Interact with Ollama

By default, the Ollma server listens to port 11434 for incomming request. You can interact with Ollama using curl or python, in addition the the above ollama run ... command.

Using curl (This is only good to demonstate how things work under the hook)

curl --silent http://localhost:11434/api/chat -d '{
  "model": "llama3.2",
  "stream": false,
  "messages": [
    {"role": "system",
     "content": "you are good assistant with knowldege on Chemistry."},
    {"role": "user",
     "content": "Balance this chemical equation: ch4 + o2 -> co2 + h2o"}
  ]
}' | jq

Use in Python

from ollama import Client

msg_sys = {'role': 'system',
           'content': 'You are a good assistant with knowledge on Chemistry'}
msg_usr = {'role': 'user',
           'content': 'Please balance chemical equation c2h6 + o2 -> co2 + h2o'} 

client = Client()
stream = client.chat(model='llama3.2',
                     messages=[msg_sys, msg_usr],
                     options={'temperature': 0.3,
                              'num_predict': -1},
                     stream=True)

for chunk in stream:
    print(chunk['message']['content'], end='', flush=True)

Running LLM Models via Ollama at SLAC AF

First, complete the ssh key login setup so that you can use ssh in between SLAC nodes without using a password.
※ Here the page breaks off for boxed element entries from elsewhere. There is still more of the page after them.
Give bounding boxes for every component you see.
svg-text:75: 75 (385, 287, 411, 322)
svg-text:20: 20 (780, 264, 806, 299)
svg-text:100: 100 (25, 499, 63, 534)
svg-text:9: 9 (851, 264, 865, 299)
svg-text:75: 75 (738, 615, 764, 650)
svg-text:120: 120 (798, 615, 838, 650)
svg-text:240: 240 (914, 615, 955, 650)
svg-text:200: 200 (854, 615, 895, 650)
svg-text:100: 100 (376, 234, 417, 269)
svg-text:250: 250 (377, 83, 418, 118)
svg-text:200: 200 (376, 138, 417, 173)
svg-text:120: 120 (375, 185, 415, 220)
Then verify that you can submit Slurm batch jobs at SLAC. You can use the following command to verify that:

ssh -J s3dflogin.slac.stanford.edu iana srun -A atlas -p ampere hostname

(iana is a cluster of interactive nodes, where Slurm jobs are submitted).

You can use the following two commands to run Ollama at SLAC, using only CPUs or requesting GPUs.

CPU only: This is intended for mananing models, such as pulling a new model

ssh -t -L 11434:localhost:11435 -J s3dflogin iana CALLBACKPORT=11435 srun -A atlas -p milano --pty --nodes 1 --cpus-per-task 1 --time=30:00               sh /sdf/group/atlas/op/ollama/ollama.sh serve

with GPU: This is good for running a model

ssh -t -L 11434:localhost:11435 -J s3dflogin iana CALLBACKPORT=11435 srun -A atlas -p ampere --pty --nodes 1 --cpus-per-task 4 --time=30:00 --gpus a100:1 sh /sdf/group/atlas/op/ollama/ollama.sh serve

These two commands above listen to the default Ollama port (11434) on your desktop, and forward to the Ollama server running at the SLAC AF's batch node. The number 11435 is a randomly chosen port. If someone else is already listening to this port on the iana node, then you will need to choose a different port

Where does Ollama Pickup Model Files

When /sdf/group/atlas/op/ollama/ollama.sh starts, it will check the following places for model files:

Environment variable $OLLAMA_MODELS (You can set this environment variable in your .bashrc file)
Directory $HOME/.ollama/models
Default ATLAS wide location at /sdf/group/atlas/op/ollama/models.

Only one of the above directories will be used by the script to look for model files.

(Optional) How does This Port Forwarding Work.

There are two forwarding going on

ssh -t -L 11434:localhost:11435 -J s3dflogin iana forwards the local port to iana:11435
Batch node that runs /sdf/group/atlas/op/ollama/ollama.sh serve will run another ssh back to the iana node, and listent to port 11435 and forward traffic to the Ollama server.